A draft law on state secrets, adopted by parliament on 7 March 2001, provides for penalties of up to ten years in prison for journalists and any citizen revealing state secrets. the Romanian constitutional court, however, declared it did not conform to the constitution.

Pressure and obstruction

In January 2001 the financial authority of the press agency, Rompres, was transferred to the Ministry of Public Information, thus removing it from control by parliament, which until then had seen to its supervision, as in many democratic countries. In 2000 Romania had signed the "Charter for media freedom" in the Stability Pact for South-eastern Europe, which stipulated that the public media must serve the public interest and have a sufficient margin of independence relative to the executive. In November the Stability Pact for South-eastern Europe (the media task force) asked Romania to remove the press agency, Rompres, from under the authority of the Ministry of Information and to guarantee its independence.

In February caricaturist Marius Nitov was fined 400 dollars (454 euros) for offence against the authorities after depicting the mayor of his village as a pig. The police closed the exhibition where the offending caricature was on display and confiscated the other drawings as evidence.
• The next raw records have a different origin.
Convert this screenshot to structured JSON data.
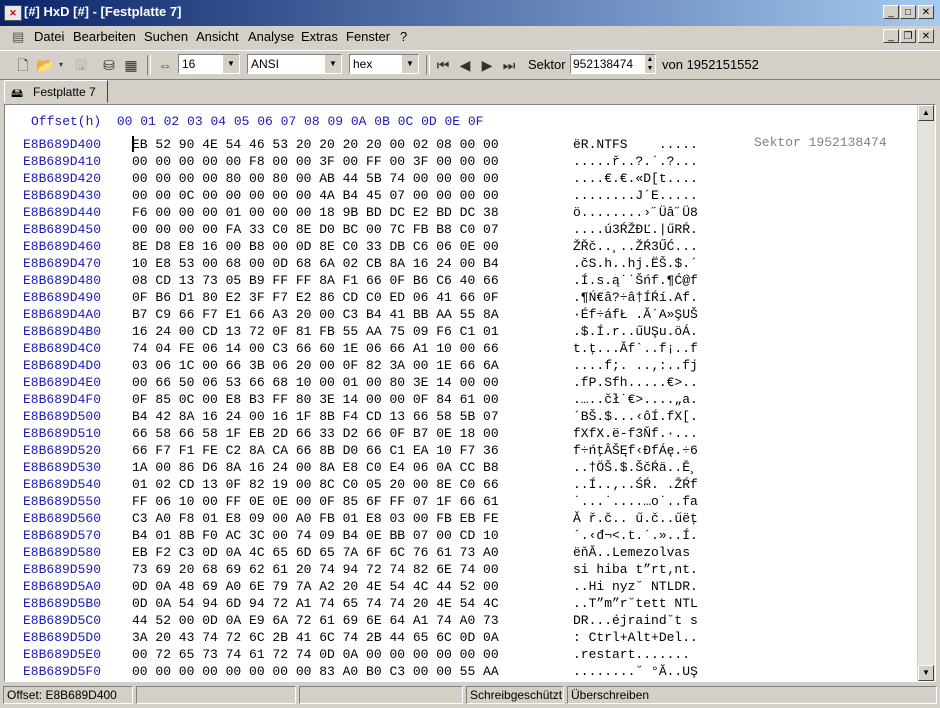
{
  "window": {
    "title": "[#] HxD [#] - [Festplatte 7]",
    "app_icon": "hxd-app-icon",
    "controls": [
      "_",
      "□",
      "✕"
    ],
    "mdi_controls": [
      "_",
      "❐",
      "✕"
    ]
  },
  "menu": [
    "Datei",
    "Bearbeiten",
    "Suchen",
    "Ansicht",
    "Analyse",
    "Extras",
    "Fenster",
    "?"
  ],
  "toolbar": {
    "bytes_per_row": "16",
    "charset": "ANSI",
    "offset_base": "hex",
    "sector_label": "Sektor",
    "sector_value": "952138474",
    "of_label": "von 1952151552"
  },
  "tab": {
    "label": "Festplatte 7"
  },
  "hex": {
    "header_offset": "Offset(h)",
    "header_cols": "00 01 02 03 04 05 06 07 08 09 0A 0B 0C 0D 0E 0F",
    "sector_tag": "Sektor 1952138474",
    "rows": [
      {
        "off": "E8B689D400",
        "hex": "EB 52 90 4E 54 46 53 20 20 20 20 00 02 08 00 00",
        "txt": "ëR.NTFS    ....."
      },
      {
        "off": "E8B689D410",
        "hex": "00 00 00 00 00 F8 00 00 3F 00 FF 00 3F 00 00 00",
        "txt": ".....ř..?.˙.?..."
      },
      {
        "off": "E8B689D420",
        "hex": "00 00 00 00 80 00 80 00 AB 44 5B 74 00 00 00 00",
        "txt": "....€.€.«D[t...."
      },
      {
        "off": "E8B689D430",
        "hex": "00 00 0C 00 00 00 00 00 4A B4 45 07 00 00 00 00",
        "txt": "........J´E....."
      },
      {
        "off": "E8B689D440",
        "hex": "F6 00 00 00 01 00 00 00 18 9B BD DC E2 BD DC 38",
        "txt": "ö........›˝Üâ˝Ü8"
      },
      {
        "off": "E8B689D450",
        "hex": "00 00 00 00 FA 33 C0 8E D0 BC 00 7C FB B8 C0 07",
        "txt": "....ú3ŔŽĐĽ.|űRŔ."
      },
      {
        "off": "E8B689D460",
        "hex": "8E D8 E8 16 00 B8 00 0D 8E C0 33 DB C6 06 0E 00",
        "txt": "ŽŘč..¸..ŽŔ3ŰĆ..."
      },
      {
        "off": "E8B689D470",
        "hex": "10 E8 53 00 68 00 0D 68 6A 02 CB 8A 16 24 00 B4",
        "txt": ".čS.h..hj.ËŠ.$.´"
      },
      {
        "off": "E8B689D480",
        "hex": "08 CD 13 73 05 B9 FF FF 8A F1 66 0F B6 C6 40 66",
        "txt": ".Í.s.ą˙˙Šńf.¶Ć@f"
      },
      {
        "off": "E8B689D490",
        "hex": "0F B6 D1 80 E2 3F F7 E2 86 CD C0 ED 06 41 66 0F",
        "txt": ".¶Ń€â?÷â†ÍŔí.Af."
      },
      {
        "off": "E8B689D4A0",
        "hex": "B7 C9 66 F7 E1 66 A3 20 00 C3 B4 41 BB AA 55 8A",
        "txt": "·Éf÷áfŁ .Ă´A»ŞUŠ"
      },
      {
        "off": "E8B689D4B0",
        "hex": "16 24 00 CD 13 72 0F 81 FB 55 AA 75 09 F6 C1 01",
        "txt": ".$.Í.r..űUŞu.öÁ."
      },
      {
        "off": "E8B689D4C0",
        "hex": "74 04 FE 06 14 00 C3 66 60 1E 06 66 A1 10 00 66",
        "txt": "t.ţ...Ăf`..f¡..f"
      },
      {
        "off": "E8B689D4D0",
        "hex": "03 06 1C 00 66 3B 06 20 00 0F 82 3A 00 1E 66 6A",
        "txt": "....f;. ..‚:..fj"
      },
      {
        "off": "E8B689D4E0",
        "hex": "00 66 50 06 53 66 68 10 00 01 00 80 3E 14 00 00",
        "txt": ".fP.Sfh.....€>.."
      },
      {
        "off": "E8B689D4F0",
        "hex": "0F 85 0C 00 E8 B3 FF 80 3E 14 00 00 0F 84 61 00",
        "txt": ".…..čł˙€>....„a."
      },
      {
        "off": "E8B689D500",
        "hex": "B4 42 8A 16 24 00 16 1F 8B F4 CD 13 66 58 5B 07",
        "txt": "´BŠ.$...‹ôÍ.fX[."
      },
      {
        "off": "E8B689D510",
        "hex": "66 58 66 58 1F EB 2D 66 33 D2 66 0F B7 0E 18 00",
        "txt": "fXfX.ë-f3Ňf.·..."
      },
      {
        "off": "E8B689D520",
        "hex": "66 F7 F1 FE C2 8A CA 66 8B D0 66 C1 EA 10 F7 36",
        "txt": "f÷ńţÂŠĘf‹ĐfÁę.÷6"
      },
      {
        "off": "E8B689D530",
        "hex": "1A 00 86 D6 8A 16 24 00 8A E8 C0 E4 06 0A CC B8",
        "txt": "..†ÖŠ.$.ŠčŔä..Ě¸"
      },
      {
        "off": "E8B689D540",
        "hex": "01 02 CD 13 0F 82 19 00 8C C0 05 20 00 8E C0 66",
        "txt": "..Í..‚..ŚŔ. .ŽŔf"
      },
      {
        "off": "E8B689D550",
        "hex": "FF 06 10 00 FF 0E 0E 00 0F 85 6F FF 07 1F 66 61",
        "txt": "˙...˙....…o˙..fa"
      },
      {
        "off": "E8B689D560",
        "hex": "C3 A0 F8 01 E8 09 00 A0 FB 01 E8 03 00 FB EB FE",
        "txt": "Ă ř.č.. ű.č..űëţ"
      },
      {
        "off": "E8B689D570",
        "hex": "B4 01 8B F0 AC 3C 00 74 09 B4 0E BB 07 00 CD 10",
        "txt": "´.‹đ¬<.t.´.»..Í."
      },
      {
        "off": "E8B689D580",
        "hex": "EB F2 C3 0D 0A 4C 65 6D 65 7A 6F 6C 76 61 73 A0",
        "txt": "ëňĂ..Lemezolvas "
      },
      {
        "off": "E8B689D590",
        "hex": "73 69 20 68 69 62 61 20 74 94 72 74 82 6E 74 00",
        "txt": "si hiba t”rt‚nt."
      },
      {
        "off": "E8B689D5A0",
        "hex": "0D 0A 48 69 A0 6E 79 7A A2 20 4E 54 4C 44 52 00",
        "txt": "..Hi nyz˘ NTLDR."
      },
      {
        "off": "E8B689D5B0",
        "hex": "0D 0A 54 94 6D 94 72 A1 74 65 74 74 20 4E 54 4C",
        "txt": "..T”m”r˘tett NTL"
      },
      {
        "off": "E8B689D5C0",
        "hex": "44 52 00 0D 0A E9 6A 72 61 69 6E 64 A1 74 A0 73",
        "txt": "DR...éjraind˘t s"
      },
      {
        "off": "E8B689D5D0",
        "hex": "3A 20 43 74 72 6C 2B 41 6C 74 2B 44 65 6C 0D 0A",
        "txt": ": Ctrl+Alt+Del.."
      },
      {
        "off": "E8B689D5E0",
        "hex": "00 72 65 73 74 61 72 74 0D 0A 00 00 00 00 00 00",
        "txt": ".restart......."
      },
      {
        "off": "E8B689D5F0",
        "hex": "00 00 00 00 00 00 00 00 83 A0 B0 C3 00 00 55 AA",
        "txt": "........˘ °Ă..UŞ"
      }
    ]
  },
  "status": {
    "offset": "Offset: E8B689D400",
    "empty1": "",
    "empty2": "",
    "readonly": "Schreibgeschützt",
    "mode": "Überschreiben"
  }
}
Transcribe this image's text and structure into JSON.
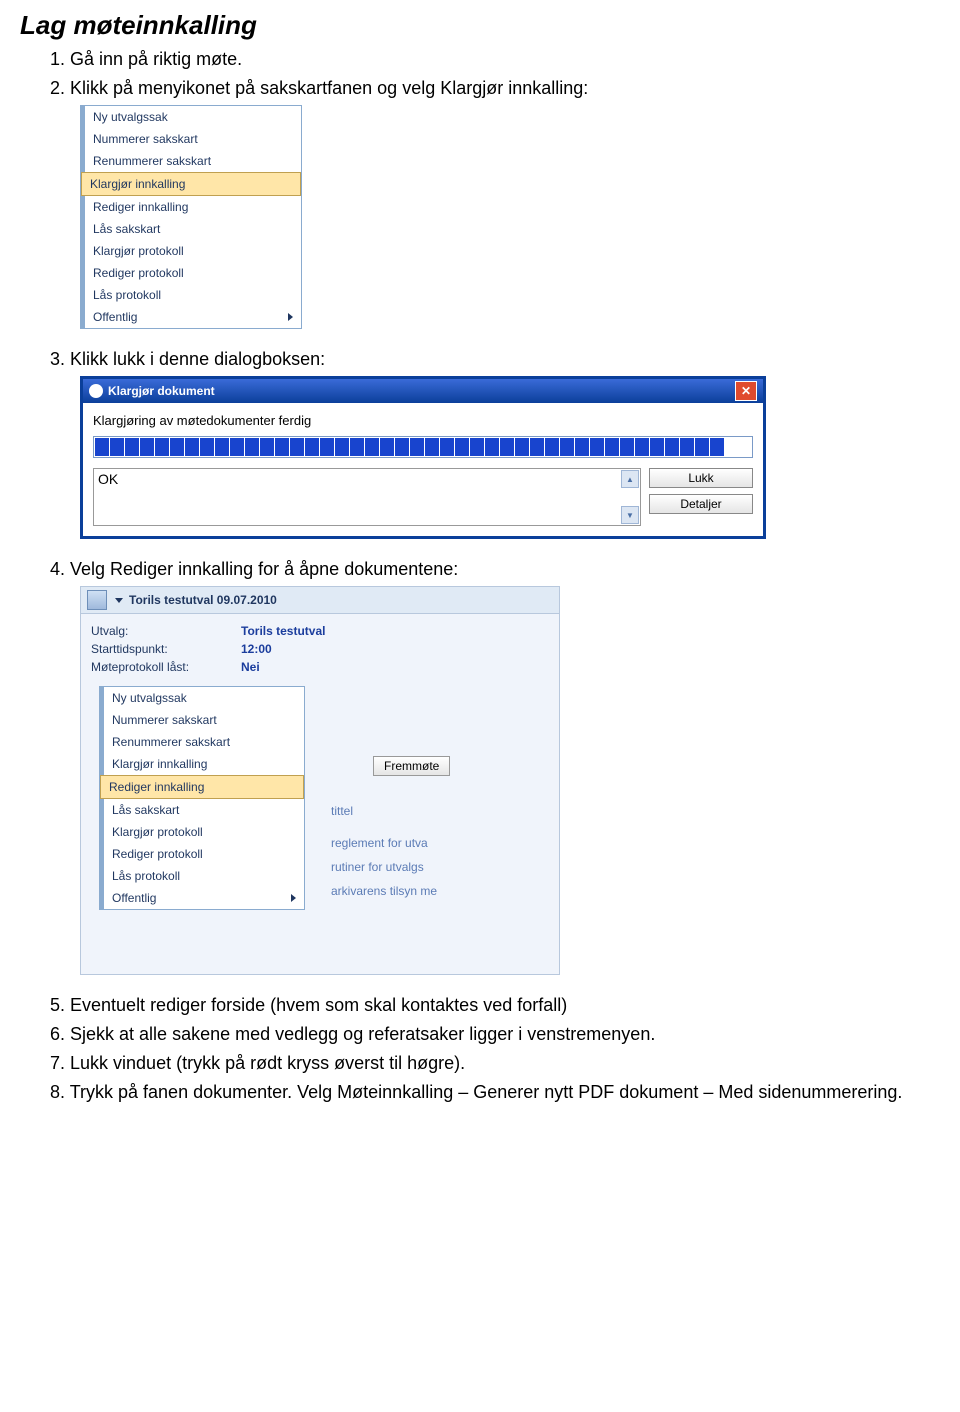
{
  "title": "Lag  møteinnkalling",
  "steps": {
    "s1": "1. Gå inn på riktig møte.",
    "s2": "2. Klikk på menyikonet på sakskartfanen og velg Klargjør innkalling:",
    "s3": "3. Klikk lukk i denne dialogboksen:",
    "s4": "4. Velg  Rediger innkalling for å åpne dokumentene:",
    "s5": "5. Eventuelt rediger forside (hvem som skal kontaktes ved forfall)",
    "s6": "6. Sjekk at alle sakene med vedlegg og referatsaker ligger i venstremenyen.",
    "s7": "7. Lukk vinduet (trykk på rødt kryss øverst til høgre).",
    "s8": "8. Trykk på fanen dokumenter. Velg Møteinnkalling – Generer nytt PDF dokument – Med sidenummerering."
  },
  "menu1": {
    "items": [
      "Ny utvalgssak",
      "Nummerer sakskart",
      "Renummerer sakskart",
      "Klargjør innkalling",
      "Rediger innkalling",
      "Lås sakskart",
      "Klargjør protokoll",
      "Rediger protokoll",
      "Lås protokoll",
      "Offentlig"
    ]
  },
  "dialog": {
    "title": "Klargjør dokument",
    "message": "Klargjøring av møtedokumenter ferdig",
    "ok_text": "OK",
    "btn_close": "Lukk",
    "btn_details": "Detaljer"
  },
  "panel": {
    "header": "Torils testutval  09.07.2010",
    "utvalg_label": "Utvalg:",
    "utvalg_value": "Torils testutval",
    "start_label": "Starttidspunkt:",
    "start_value": "12:00",
    "lock_label": "Møteprotokoll låst:",
    "lock_value": "Nei",
    "button_fremmote": "Fremmøte",
    "bg_texts": {
      "tittel": "tittel",
      "reglement": "reglement for utva",
      "rutiner": "rutiner for utvalgs",
      "arkivarens": "arkivarens tilsyn me"
    }
  },
  "menu2": {
    "items": [
      "Ny utvalgssak",
      "Nummerer sakskart",
      "Renummerer sakskart",
      "Klargjør innkalling",
      "Rediger innkalling",
      "Lås sakskart",
      "Klargjør protokoll",
      "Rediger protokoll",
      "Lås protokoll",
      "Offentlig"
    ]
  }
}
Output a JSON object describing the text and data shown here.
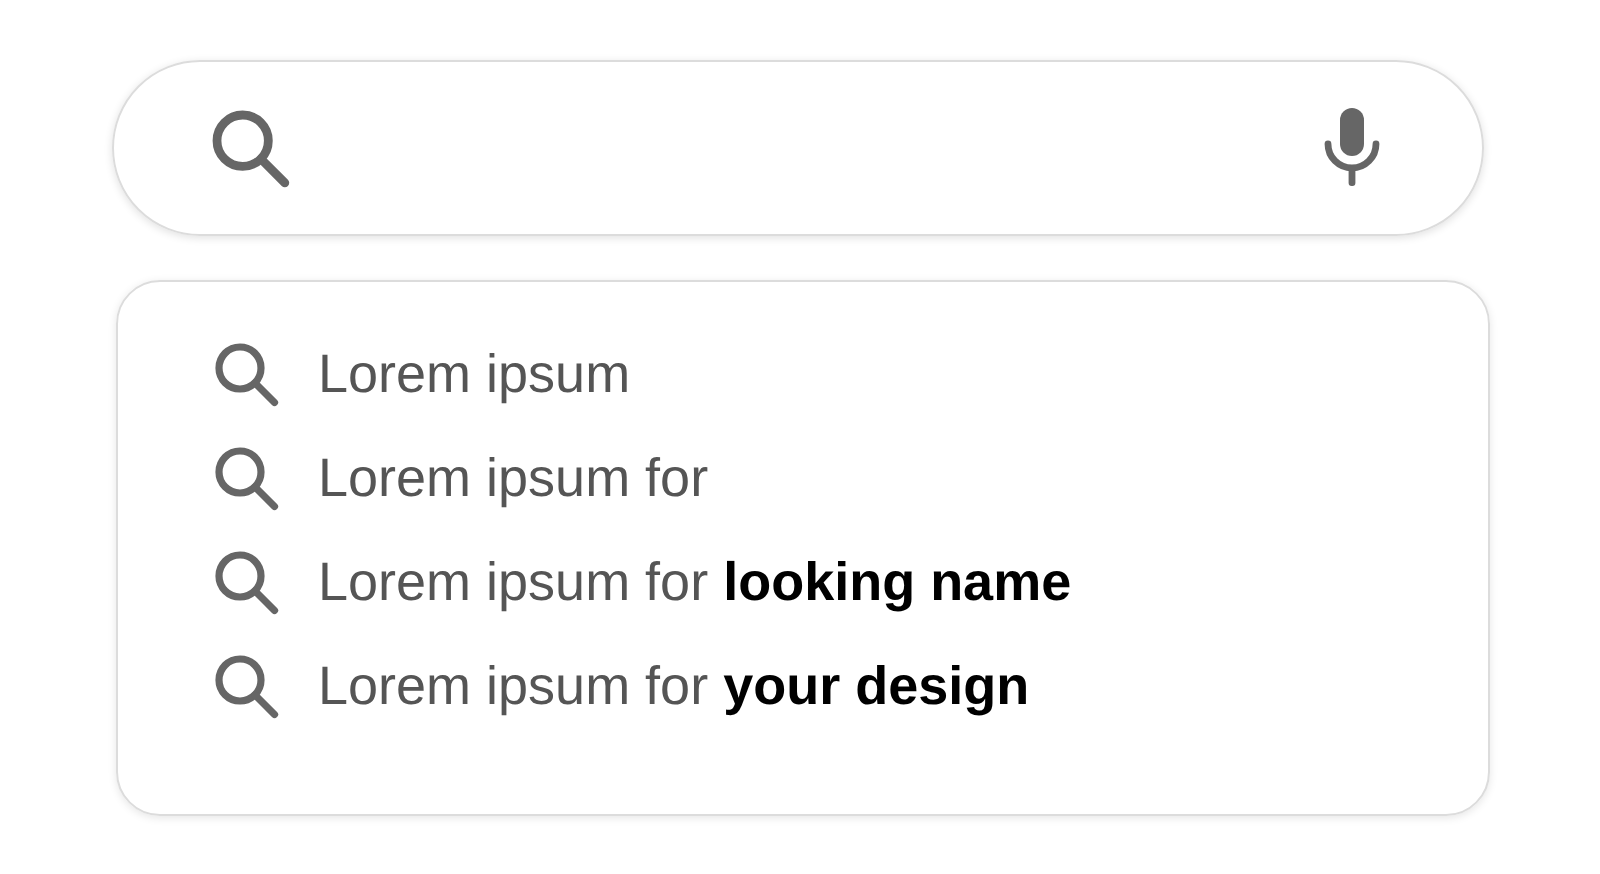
{
  "suggestions": [
    {
      "text": "Lorem ipsum"
    },
    {
      "text": "Lorem ipsum for"
    },
    {
      "text": "Lorem ipsum for **looking name**"
    },
    {
      "text": "Lorem ipsum for **your design**"
    }
  ]
}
On 21 June Mustafa Kemal Akkaya and Bunyamin Aras, Kurdish journalists who had been granted refugee status in Romania and were working for the monthly, Vocea Mesopotamiei (The Voice of Mesopotamia), were prevented from covering the press conference of Turkish President Ahmet Necdet Sezer in Bucharest. Both journalists, who had proper accreditation, were admitted to the room where the press conference was to be held, but then told to leave by members of the Service for Protecting Personalities (SPP) "upon a request by the Turkish delegation".

In October the American press agency, Associated Press, was acquitted in a libel trial brought by Bishop Laszlo Tokes. The press agency had reported in 1998 that Mgr Tokes had been forced to collaborate with the Securitate, the political police of former dictator Nicolae Ceaucescu. The Bishop did not deny the fact but accused the press agency of implying that this collaboration had harmed others. The court's verdict was unanimously cheered by the Romanian media.